I think at this stage in the game, OpenGL.* is probably better. The way 
I see it there are two rather different kinds of modules (or module 

* For module collections which have high utility across many different 
packages/programs (e.g. Data.Map, Control.Monad), having 
functionality-based names is helpful for solving name-clash and 
functionality-discovering/remembering issues. These modules are truly 
stand-alone "libraries" and are extremely composable (with other module 
collections) and extremely decomposable (from module collection into the 
constituent modules).

* However, there are other collections of modules which are not 
"libraries" so much as "frameworks". While they're still (usually) 
composable, they're typically not decomposable. Often these are the 
results of taking an executable and shaving off some of the front-end 
details. Because of the non-decomposability, it makes sense to me to 
give each of these a top-level module name. Under the top-level they 
should be organized by functionality--- in the terms of the framework 
itself, not in the general terms shared by the "libraries".

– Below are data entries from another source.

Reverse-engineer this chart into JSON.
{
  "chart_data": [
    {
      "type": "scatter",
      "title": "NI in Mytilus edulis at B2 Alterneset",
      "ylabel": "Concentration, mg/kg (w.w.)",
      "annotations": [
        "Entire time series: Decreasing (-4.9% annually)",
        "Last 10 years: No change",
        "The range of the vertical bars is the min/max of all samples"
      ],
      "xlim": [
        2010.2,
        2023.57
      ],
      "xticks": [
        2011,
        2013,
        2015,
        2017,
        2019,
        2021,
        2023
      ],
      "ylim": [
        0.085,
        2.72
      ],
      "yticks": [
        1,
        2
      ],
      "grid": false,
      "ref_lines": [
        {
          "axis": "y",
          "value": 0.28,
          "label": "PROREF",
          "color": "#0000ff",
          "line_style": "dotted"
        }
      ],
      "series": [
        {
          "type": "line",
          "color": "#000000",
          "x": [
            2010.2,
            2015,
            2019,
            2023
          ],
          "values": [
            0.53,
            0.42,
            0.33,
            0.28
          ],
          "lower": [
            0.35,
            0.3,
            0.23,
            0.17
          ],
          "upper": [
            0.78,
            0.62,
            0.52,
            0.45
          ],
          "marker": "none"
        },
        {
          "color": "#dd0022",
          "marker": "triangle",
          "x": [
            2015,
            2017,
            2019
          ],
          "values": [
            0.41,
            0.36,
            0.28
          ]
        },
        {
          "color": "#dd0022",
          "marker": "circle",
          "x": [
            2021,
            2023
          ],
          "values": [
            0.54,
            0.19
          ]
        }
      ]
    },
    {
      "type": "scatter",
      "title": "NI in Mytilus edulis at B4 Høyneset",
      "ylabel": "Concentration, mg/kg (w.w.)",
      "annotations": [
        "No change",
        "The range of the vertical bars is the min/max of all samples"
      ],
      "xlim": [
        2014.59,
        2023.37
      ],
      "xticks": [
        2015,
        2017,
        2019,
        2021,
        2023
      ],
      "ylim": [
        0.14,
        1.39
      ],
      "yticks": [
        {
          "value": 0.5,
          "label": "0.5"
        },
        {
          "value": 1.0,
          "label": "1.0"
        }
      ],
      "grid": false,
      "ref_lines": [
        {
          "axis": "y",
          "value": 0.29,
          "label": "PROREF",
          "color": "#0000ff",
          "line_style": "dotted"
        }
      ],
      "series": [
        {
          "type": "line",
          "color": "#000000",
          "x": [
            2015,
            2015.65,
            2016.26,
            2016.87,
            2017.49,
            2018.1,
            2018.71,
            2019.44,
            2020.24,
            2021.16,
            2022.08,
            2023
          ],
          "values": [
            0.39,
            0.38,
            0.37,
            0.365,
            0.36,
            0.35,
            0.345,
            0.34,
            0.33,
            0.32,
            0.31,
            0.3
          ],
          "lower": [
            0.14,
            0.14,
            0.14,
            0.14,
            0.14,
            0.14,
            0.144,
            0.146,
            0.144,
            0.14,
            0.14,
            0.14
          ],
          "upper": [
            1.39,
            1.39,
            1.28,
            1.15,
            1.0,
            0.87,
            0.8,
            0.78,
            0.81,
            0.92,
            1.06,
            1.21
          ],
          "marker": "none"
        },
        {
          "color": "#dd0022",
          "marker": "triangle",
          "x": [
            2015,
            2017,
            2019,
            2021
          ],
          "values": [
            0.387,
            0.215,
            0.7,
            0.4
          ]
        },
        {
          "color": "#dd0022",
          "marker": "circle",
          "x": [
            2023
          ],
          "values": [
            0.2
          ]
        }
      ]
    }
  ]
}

If many very-similar frameworks are anticipated (in particular, when 
more than one may be used in a single project), then it makes sense to 
collect them under a common top-level name. Test.* is a good example of 
this, though possibly the only one (or maybe Reactive.* as well). I'm 
not sure that I see rendering as a functionality that's sufficiently 
widely-used with many competing frameworks where more than one would 
reasonably used in a single project, in order to merit the Rendering.* 
prefix (but I don't play here, so I could be wrong). The Graphics.* 
prefix strikes me as too generic and unhelpful since it doesn't "mean" 
anything exactly: we could have an ASCII Art image renderer, should that 
be under Graphics.Rendering.* or Text.Rendering.*?